Swansea-based Jamie Woods is poet-in-residence at the charity Leukaemia Care. His work has been published in Poetry Wales, Lucent Dreaming, Ink Sweat & Tears and more. Jamie’s debut pamphlet Rebel Blood Cells is out in June, and can be pre-ordered from https://www.punkdust.com/shop
https://www.jamiewoods77.com

Jane Dougherty

lives and works in southwest France. A Pushcart Prize nominee, her poems and stories have been published in magazines and journals including Ogham Stone, the Ekphrastic Review, Black Bough Poetry, ink sweat and tears, Gleam, Nightingale & Sparrow, Green Ink and Brilliant Flash Fiction. She blogs at https://janedougherty.wordpress.com/ Her poetry chapbooks, thicker than water and birds and other feathers were published in October and November 2020.

Paul Dyson

is from Swinton, Rotherham, in the West Riding of Yorkshire.
He says –

“We all have an urge to be creative
whether it’s art, poetry, music . . .
or just putting together flat pack furniture,
being creative keeps us alive and feeling human”

Paul gave up his day job 5 years ago to dabble in art, poetry and music, and hopes the passion in his Art reaches and touches the hearts of fellow humans too.

Merril D. Smith

lives in southern New Jersey near the Delaware River. Her poetry has been published in journals including Black Bough Poetry, Anti-Heroin Chic, Acropolis, and Humana Obscura, and anthologies, such as the recent Our Own Coordinates: Poems about Dementia (Sidhe Press). Her full-length poetry collection, River Ghosts, was published by Nightingale & Sparrow Press, and was a Black Bough Poetry Book of the Month.
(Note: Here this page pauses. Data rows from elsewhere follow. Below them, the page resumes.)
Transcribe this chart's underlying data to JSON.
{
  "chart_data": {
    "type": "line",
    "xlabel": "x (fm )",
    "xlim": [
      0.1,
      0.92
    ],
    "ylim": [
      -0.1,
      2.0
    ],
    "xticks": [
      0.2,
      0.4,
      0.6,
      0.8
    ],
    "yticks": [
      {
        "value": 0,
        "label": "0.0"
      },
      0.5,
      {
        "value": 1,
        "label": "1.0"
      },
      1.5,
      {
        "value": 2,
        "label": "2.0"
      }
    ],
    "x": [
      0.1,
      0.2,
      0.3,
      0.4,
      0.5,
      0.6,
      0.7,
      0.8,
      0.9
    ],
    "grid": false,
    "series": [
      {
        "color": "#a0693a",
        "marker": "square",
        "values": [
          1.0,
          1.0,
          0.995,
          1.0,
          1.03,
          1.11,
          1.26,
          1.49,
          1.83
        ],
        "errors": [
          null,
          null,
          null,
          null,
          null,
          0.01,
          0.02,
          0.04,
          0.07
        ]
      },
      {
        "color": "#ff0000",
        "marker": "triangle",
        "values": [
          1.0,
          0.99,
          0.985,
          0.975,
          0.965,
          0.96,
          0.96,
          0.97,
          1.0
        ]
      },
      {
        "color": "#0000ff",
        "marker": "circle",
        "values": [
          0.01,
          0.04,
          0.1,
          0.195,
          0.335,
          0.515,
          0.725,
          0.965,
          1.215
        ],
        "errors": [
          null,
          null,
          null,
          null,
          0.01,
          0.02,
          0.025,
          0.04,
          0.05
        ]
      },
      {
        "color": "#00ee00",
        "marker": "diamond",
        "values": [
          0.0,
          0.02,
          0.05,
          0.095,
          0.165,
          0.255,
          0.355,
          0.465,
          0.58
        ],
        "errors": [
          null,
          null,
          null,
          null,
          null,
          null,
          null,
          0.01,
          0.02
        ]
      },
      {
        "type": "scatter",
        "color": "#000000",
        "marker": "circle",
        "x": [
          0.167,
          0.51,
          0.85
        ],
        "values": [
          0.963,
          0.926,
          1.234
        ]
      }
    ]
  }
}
Twitter: @merril_mds  Instagram: mdsmithnj  Blog: merrildsmith.org

Tim Fellows

is a writer from Chesterfield in Derbyshire whose ideas are heavily influenced by his background in the local coalfields, where industry and nature lived side by side. His first pamphlet “Heritage” was published in 2019. His poetic influences range from Blake to Owen, Causley to Cooper-Clarke and more recently the idea of imagistic poetry and the work of Spanish poet Miguel Hernandez.

Lynne Jensen Lampe’s

debut collection, Talk Smack to a Hurricane (Ice Floe Press, 2022) concerns mother-daughter relationships, mental illness, and antisemitism. Her poems appear in many journals, including THRUSH, Figure 1, and Yemassee. A finalist for the 2020 Red Wheelbarrow Poetry Prize, she edits academic research in mid-Missouri, where she lives with her husband and two dogs. Visit her at https://lynnejensenlampe.com; on Twitter/Spoutible @LJensenLampe; or Instagram @lynnejensenlampe.

Frank Colley

lives in South Yorkshire and has been writing poetry all his life. He is an active member of the Read to Write Group and has performed his poems at a wide variety of venues including CAST in Doncaster. His poems have appeared in several anthologies.
He is an admirer of Edward Thomas. His collection “The Story of Soldier A” was published by Glass Head Press in 2022. His self published pamphlet “The Nantcol Sonnets” both are available on eBay.

Kushal Poddar

The author of ‘Postmarked Quarantine’ has eight books to his credit. He is a journalist, father, and the editor of ‘Words Surfacing’. His works have been translated into twelve languages.